The CESS team covered 10 mandals, 20 gram panchayats and eight thandas in the five districts. The team would take about two more months to submit final report including the data sought by Finance Commission if the GPs are able to meet the expenditure on salaries, operation and maintenance of basic services and capital works from their own source of revenue.
The cross section of stakeholders suggested to the CESS team that zilla, mandal parishads should get adequate funds from the State government. Health, education, agriculture and irrigation, among others, should be directly managed by the PRIs and the per capita grant that was fixed 30 years ago should be revised.
No tax revenue
ZPs have no tax revenue. Non-tax revenue and fee constitute their own source of revenue. The assigned revenue i.e transfer of funds from Centre and State in the last four years for Ranga Reddy was about ₹117 crore — ₹29 crore a year — and about ₹18 crore a year to Adilabad ZP.
Only Adilabad, thanks to sand seigniorage, has own revenue share of 5.1% of its total grants. The own source of revenue of ZPs should at least be 10% of assigned income, said Gopinath Reddy, professor in CESS, at a workshop on making rural local bodies finanically sound in Telangana. The GPs earn revenue through levy of house tax, water fees, birth and death certificate fees, income from leasing assets etc. But it is less than ₹1 lakh per year in 65% of the GPs in the five districts including NREGS funds. The house tax is the main source of tax revenue for GPs. The percentage of own revenue to total revenue of GPs accounts for 26% in Ranga Reddy, 28% in Warangal, 17% in Adilabad, 14% in Karimnagar and 8% in Nalgonda.

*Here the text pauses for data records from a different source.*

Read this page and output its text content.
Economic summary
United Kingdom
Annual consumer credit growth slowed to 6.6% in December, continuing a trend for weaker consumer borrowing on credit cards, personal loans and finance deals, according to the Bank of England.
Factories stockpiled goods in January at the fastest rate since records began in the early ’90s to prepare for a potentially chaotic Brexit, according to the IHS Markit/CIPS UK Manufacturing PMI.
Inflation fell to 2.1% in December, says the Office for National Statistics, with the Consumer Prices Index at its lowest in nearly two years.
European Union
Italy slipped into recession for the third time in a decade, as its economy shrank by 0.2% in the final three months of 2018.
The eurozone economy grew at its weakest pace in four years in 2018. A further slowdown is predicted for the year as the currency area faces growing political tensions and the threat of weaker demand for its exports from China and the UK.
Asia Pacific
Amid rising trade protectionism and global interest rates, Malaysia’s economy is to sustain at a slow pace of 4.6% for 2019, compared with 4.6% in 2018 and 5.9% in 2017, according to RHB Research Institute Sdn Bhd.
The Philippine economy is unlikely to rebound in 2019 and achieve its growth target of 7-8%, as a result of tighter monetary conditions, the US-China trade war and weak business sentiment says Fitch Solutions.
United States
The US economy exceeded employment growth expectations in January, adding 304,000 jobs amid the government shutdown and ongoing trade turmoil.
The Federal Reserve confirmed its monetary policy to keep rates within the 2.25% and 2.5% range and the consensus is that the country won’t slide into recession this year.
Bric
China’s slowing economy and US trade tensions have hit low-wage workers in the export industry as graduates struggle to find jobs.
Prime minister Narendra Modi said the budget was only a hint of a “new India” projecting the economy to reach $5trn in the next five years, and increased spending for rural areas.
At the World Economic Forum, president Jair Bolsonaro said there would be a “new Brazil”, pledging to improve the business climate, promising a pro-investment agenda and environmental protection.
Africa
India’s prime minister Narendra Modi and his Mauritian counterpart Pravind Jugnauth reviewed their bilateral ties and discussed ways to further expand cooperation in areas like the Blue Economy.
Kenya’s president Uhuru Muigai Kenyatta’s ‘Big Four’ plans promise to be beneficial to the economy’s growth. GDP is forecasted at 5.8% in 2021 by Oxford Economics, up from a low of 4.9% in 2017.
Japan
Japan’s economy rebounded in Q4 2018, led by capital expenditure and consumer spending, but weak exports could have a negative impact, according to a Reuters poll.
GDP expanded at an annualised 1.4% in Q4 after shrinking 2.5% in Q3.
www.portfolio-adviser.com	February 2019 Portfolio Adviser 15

Mr.Rajesham Goud, Chairman of SFC said their endeavour was to make gram panchayats self-reliant even as State government made a budget allocation of ₹1,500 crore to rural local bodies and ₹1,000 crore to urban local bodies.
Member Secretary Suresh Chanda said that at present ZPs and mandal parishads have no source of income or responsibilities as all as the line departments were executing the works. The local bodies would become self governing units when 29 functions prescribed under Article 243 of Constitution were delegated to them. It was when local bodies have their own tax revenue and mandate to execute works with their functionaries, they would become accountable to people.